The current Azure virtual machines feature NVIDIA Quantum 200 Gb/s networking platforms with NVIDIA A100 GPUs. It will be upgraded with Quantum-2 400 Gb/s InfiniBand networking and NVIDIA H100 GPUs. The H100 GPUs boast fourth-generation tensor cores, and the Transformer Engine with FP8 precision delivers up to nine times faster training than the A100 GPUs.


AI at Scale and Generative AI

AI at Scale is Microsoft's new approach to parallel computing to rapidly train large-scale machine learning models. Large, centralized AI models are advantageous because they only need training once using supercomputing with massive datasets. They can also be fine-tuned for different tasks and domains. Such models can be scaled and modified across various products.

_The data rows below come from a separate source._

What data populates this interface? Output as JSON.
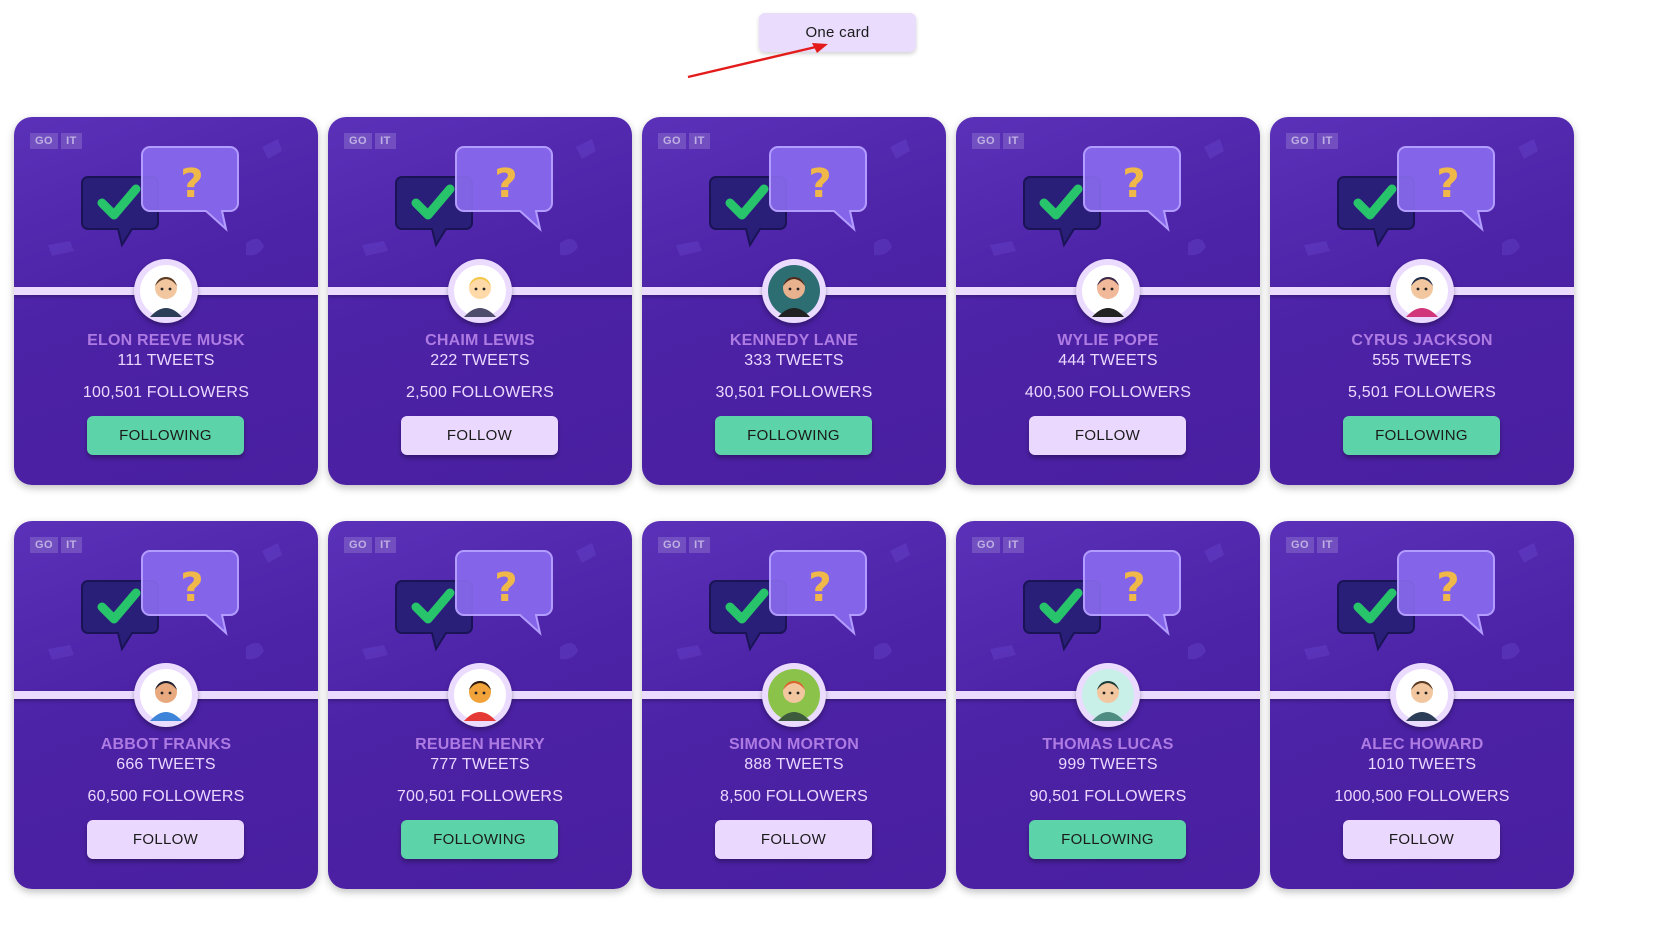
{
  "top_button": {
    "label": "One card"
  },
  "logo": {
    "part1": "GO",
    "part2": "IT"
  },
  "colors": {
    "card_bg": "#4b21a3",
    "following": "#5cd3a8",
    "follow": "#ebd8ff",
    "name_text": "#ae7be3",
    "arrow": "#e31b1b"
  },
  "cards": [
    {
      "name": "ELON REEVE MUSK",
      "tweets": "111 TWEETS",
      "followers": "100,501 FOLLOWERS",
      "button": "FOLLOWING",
      "following": true,
      "avatar_icon": "man-suit-avatar-icon"
    },
    {
      "name": "CHAIM LEWIS",
      "tweets": "222 TWEETS",
      "followers": "2,500 FOLLOWERS",
      "button": "FOLLOW",
      "following": false,
      "avatar_icon": "blond-boy-avatar-icon"
    },
    {
      "name": "KENNEDY LANE",
      "tweets": "333 TWEETS",
      "followers": "30,501 FOLLOWERS",
      "button": "FOLLOWING",
      "following": true,
      "avatar_icon": "woman-avatar-icon"
    },
    {
      "name": "WYLIE POPE",
      "tweets": "444 TWEETS",
      "followers": "400,500 FOLLOWERS",
      "button": "FOLLOW",
      "following": false,
      "avatar_icon": "man-cocktail-avatar-icon"
    },
    {
      "name": "CYRUS JACKSON",
      "tweets": "555 TWEETS",
      "followers": "5,501 FOLLOWERS",
      "button": "FOLLOWING",
      "following": true,
      "avatar_icon": "woman-dark-hair-avatar-icon"
    },
    {
      "name": "ABBOT FRANKS",
      "tweets": "666 TWEETS",
      "followers": "60,500 FOLLOWERS",
      "button": "FOLLOW",
      "following": false,
      "avatar_icon": "man-glasses-avatar-icon"
    },
    {
      "name": "REUBEN HENRY",
      "tweets": "777 TWEETS",
      "followers": "700,501 FOLLOWERS",
      "button": "FOLLOWING",
      "following": true,
      "avatar_icon": "man-red-shirt-avatar-icon"
    },
    {
      "name": "SIMON MORTON",
      "tweets": "888 TWEETS",
      "followers": "8,500 FOLLOWERS",
      "button": "FOLLOW",
      "following": false,
      "avatar_icon": "redhead-avatar-icon"
    },
    {
      "name": "THOMAS LUCAS",
      "tweets": "999 TWEETS",
      "followers": "90,501 FOLLOWERS",
      "button": "FOLLOWING",
      "following": true,
      "avatar_icon": "graduate-avatar-icon"
    },
    {
      "name": "ALEC HOWARD",
      "tweets": "1010 TWEETS",
      "followers": "1000,500 FOLLOWERS",
      "button": "FOLLOW",
      "following": false,
      "avatar_icon": "man-suit-avatar-icon"
    }
  ]
}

With its 17-billion parameter Turing-Natural Language Generation (T-NLG) model, Microsoft demonstrated the ability to detect nuances in data. However, training such models require clusters of thousands of AI-accelerated machines interconnected by a high bandwidth network across the complete data center. Microsoft mentions that such clusters in Azure enable new natural language generation and understanding across Microsoft products. 



T-NLG outperforms other models on many downstream NLP tasks. Image used courtesy of Microsoft [Click to enlarge]

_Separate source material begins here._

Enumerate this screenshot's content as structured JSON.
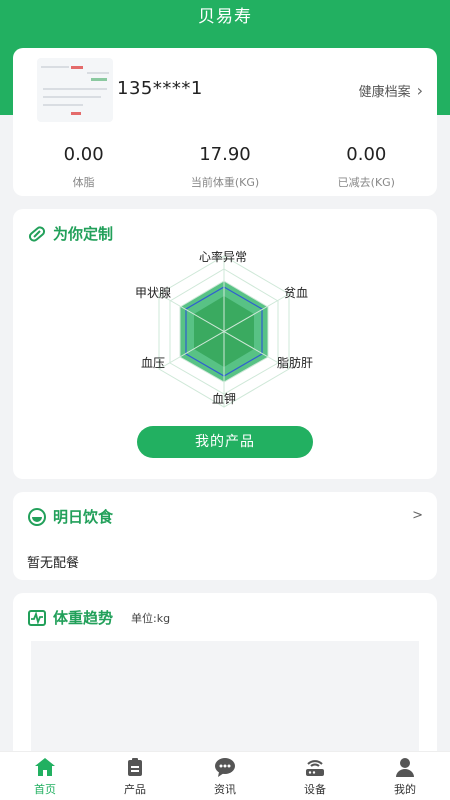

Now, with NVIDIA's H100 Transformer Engine and Quantum InfiniBand networking platforms, both companies aim to accelerate Azure's DeepSpeed language model. The new hardware will enable 8-bit floating point precision to double the throughput of 16-bit operations in DeepSpeed. The NVIDIA AI Enterprise software suite also plays an important role in generative AI and other cybersecurity frameworks by streamlining the AI workload.

The Azure virtual machine series, ND A100 v4, and clusters are now in preview and will be a standard offering allowing the configuration of clusters of any size—from eight to thousands of interconnected NVIDIA GPUs across hundreds of virtual machines.